#### PySpark fill() & fillna() in Azure Databricks

###### Gentle reminder: 
In Databricks,
  - sparkSession made available as spark
  - sparkContext made available as sc
  
In case, you want to create it manually, use the below code.

In [0]:
from pyspark.sql.session import SparkSession

spark = SparkSession.builder \
    .master("local[*]") \
    .appName("azurelib.com") \
    .getOrCreate()

sc = spark.sparkContext

##### 1. Create manual PySpark DataFrame

In [0]:
data = [
    ("Duel in the Sun",None,None,7.0),
    ("Tom Jones",None,None,7.0),
    ("Oliver!","Musical","Sony Pictures",7.5),
    ("To Kill A Mockingbird",None,"Universal",8.4),
    ("Tora, Tora, Tora",None,None,None)
]

df = spark.createDataFrame(data, schema=["title", "genre", "distributor", "imdb_rating"])
df.printSchema()
df.show(5, truncate=False)

##### 2. Create PySpark DataFrame by reading files

In [0]:
# replace the file_path with the source file location which you have downloaded.

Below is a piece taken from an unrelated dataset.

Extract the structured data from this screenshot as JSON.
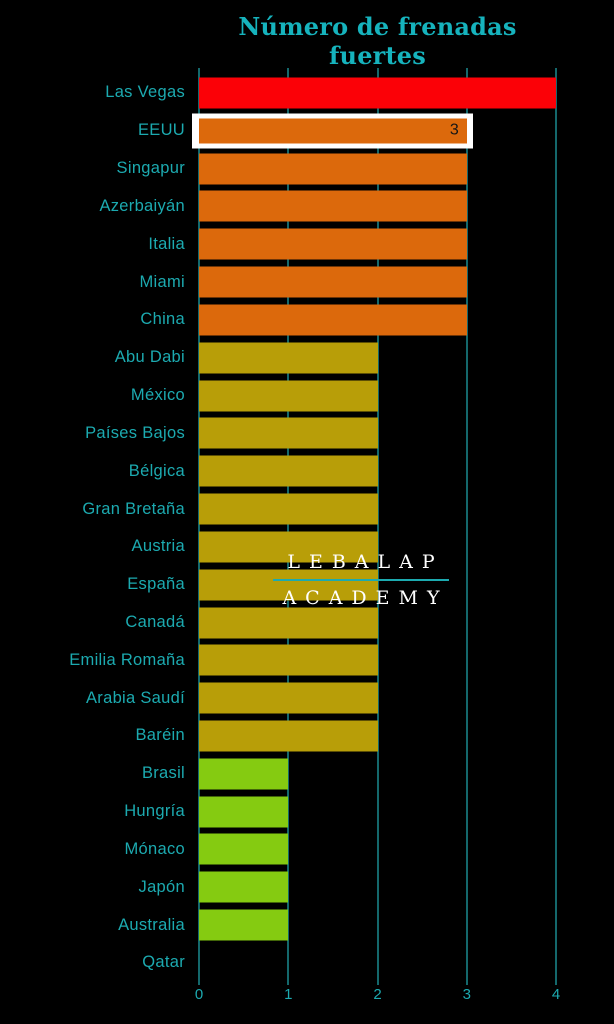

df_2 = spark.read.format("csv").option("inferSchema", True).option("header", True).load("file_path")
df_2.printSchema()

##### Note: Here, I will be using the manually created dataframe

##### 1. Replacing the null value of the entire column using fill() & fillna()

In [0]:
# Replace only the numberic columns
df.na.fill(0).show()
df.fillna(0).show()

# Replace only the string columns
df.na.fill("unknown").show()
df.fillna("unknown").show()

##### 2. Replacing the null value of the entire column using fill() & fillna()

In [0]:
# Changing the null values of 'genre' column to 'unknown-genre'
df.na.fill(value="unknown-genre", subset=["genre"]).show()
df.fillna(value="unknown-genre", subset=["genre"]).show()

# Changing the null values of 'distributor' column to 'unknown-distributor'
df.na.fill(value="unknown-distributor", subset=["distributor"]).show()
df.fillna(value="unknown-distributor", subset=["distributor"]).show()

##### 3. Replacing the null value of the selected columns with different values

In [0]:
# Changing the null of selected columns with different values
df.na.fill({"genre": "unknown-genre", "distributor": "unknown-distributor"}).show()

##### 4. Replacing the null value with aggregating value

In [0]:
from pyspark.sql.functions import avg

avg_rating = df.select(avg("imdb_rating").alias("avg_rating")).collect()[0]["avg_rating"]
print(f"The average IMDB rating is: {avg_rating}")

df.fillna(value=avg_rating, subset=["imdb_rating"]).show()
# Note you can't replace null value of numeric column with string value.